I need to write a web application using SQL Server 2005, asp.net, and ado.net. Much of the user data stored in this application must be encrypted (read HIPAA).
In the past for projects that required encryption, I encrypted/decrypted in the application code. However, this was generally for encrypting passwords or credit card information, so only a handful of columns in a couple tables. For this application, far more columns in several tables need to be encrypted, so I suspect pushing the encryption responsibilities into the data layer will be better performing, especially given SQL Server 2005’s native support for several encryption types. (I could be convinced otherwise if anyone has real, empirical evidence.)
I’ve consulted BOL, and I’m fairly adept at using google. So I don’t want links to online articles or MSDN documentation (its likely I’ve already read it).

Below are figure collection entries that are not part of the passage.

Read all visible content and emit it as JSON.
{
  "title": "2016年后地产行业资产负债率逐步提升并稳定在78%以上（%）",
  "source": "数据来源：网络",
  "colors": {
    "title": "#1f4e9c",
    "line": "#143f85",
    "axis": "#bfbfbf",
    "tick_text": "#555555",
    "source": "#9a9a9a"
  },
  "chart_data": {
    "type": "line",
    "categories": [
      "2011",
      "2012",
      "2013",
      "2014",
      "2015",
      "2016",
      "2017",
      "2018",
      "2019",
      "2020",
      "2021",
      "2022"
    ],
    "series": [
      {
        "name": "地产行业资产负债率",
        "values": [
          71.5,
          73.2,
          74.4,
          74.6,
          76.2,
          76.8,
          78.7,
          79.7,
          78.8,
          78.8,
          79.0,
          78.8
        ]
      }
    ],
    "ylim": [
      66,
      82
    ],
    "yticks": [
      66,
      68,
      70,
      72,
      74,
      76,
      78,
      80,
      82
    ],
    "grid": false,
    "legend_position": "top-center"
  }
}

One approach I’ve wrapped my head around so far is to use a symmetric key which is opened using a certificate.
So the one time setup steps are (performed by a DBA in theory):
- Create a Master Key
- Backup the Master Key to a file, burn to CD and store off site.
- Open the Master Key and create a certificate.
- Backup the certificate to a file, burn to CD and store off site.
- Create the Symmetric key with encryption algorithm of choice using the certificate.
Then anytime a stored procedure (or a human user via Management Studio) needs to access encrypted data you have to first open the symmetric key, execute any tsql statements or batches, and then close the symmetric key.
Then as far as the asp.net application is concerned, and in my case the application code’s data access layer, the data encryption is entirely transparent.
So my questions are:
-
Do I want to open, execute tsql statements/batches, and then close the symmetric key all within the sproc? The danger I see is, what if something goes wrong with the tsql execution, and code sproc execution never reaches the statement that closes the key. I assume this means the key will remain open until sql kills the SPID that sproc executed on.
-
Should I instead consider making three database calls for any given procedure I need to execute (only when encryption is necessary)? One database call to open the key, a second call to execute the sproc, and a third call to close the key. (Each call wrapped in its own try catch loop in order to maximize the odds that an open key ultimately is closed.)
-
Any considerations should I need to use client side transactions (meaning my code is the client, and initiates a transaction, executes several sprocs, and then commits the transaction assuming success)?
1) Look into using TRY..CATCH in SQL 2005. Unfortunately there is no FINALLY, so you’ll have to handle both the success and error cases individually.
2) Not necessary if (1) handles the cleanup.
3) There isn’t really a difference between client and server transactions with SQL Server. Connection.BeginTransaction() more or less executes ‘BEGIN TRANSACTION’ on the server (and System.Transactions/TransactionScope does the same, until it’s promoted to a distributed transaction). As for concerns with open/closing the key multiple times inside a transaction, I don’t know of any issues to be aware of.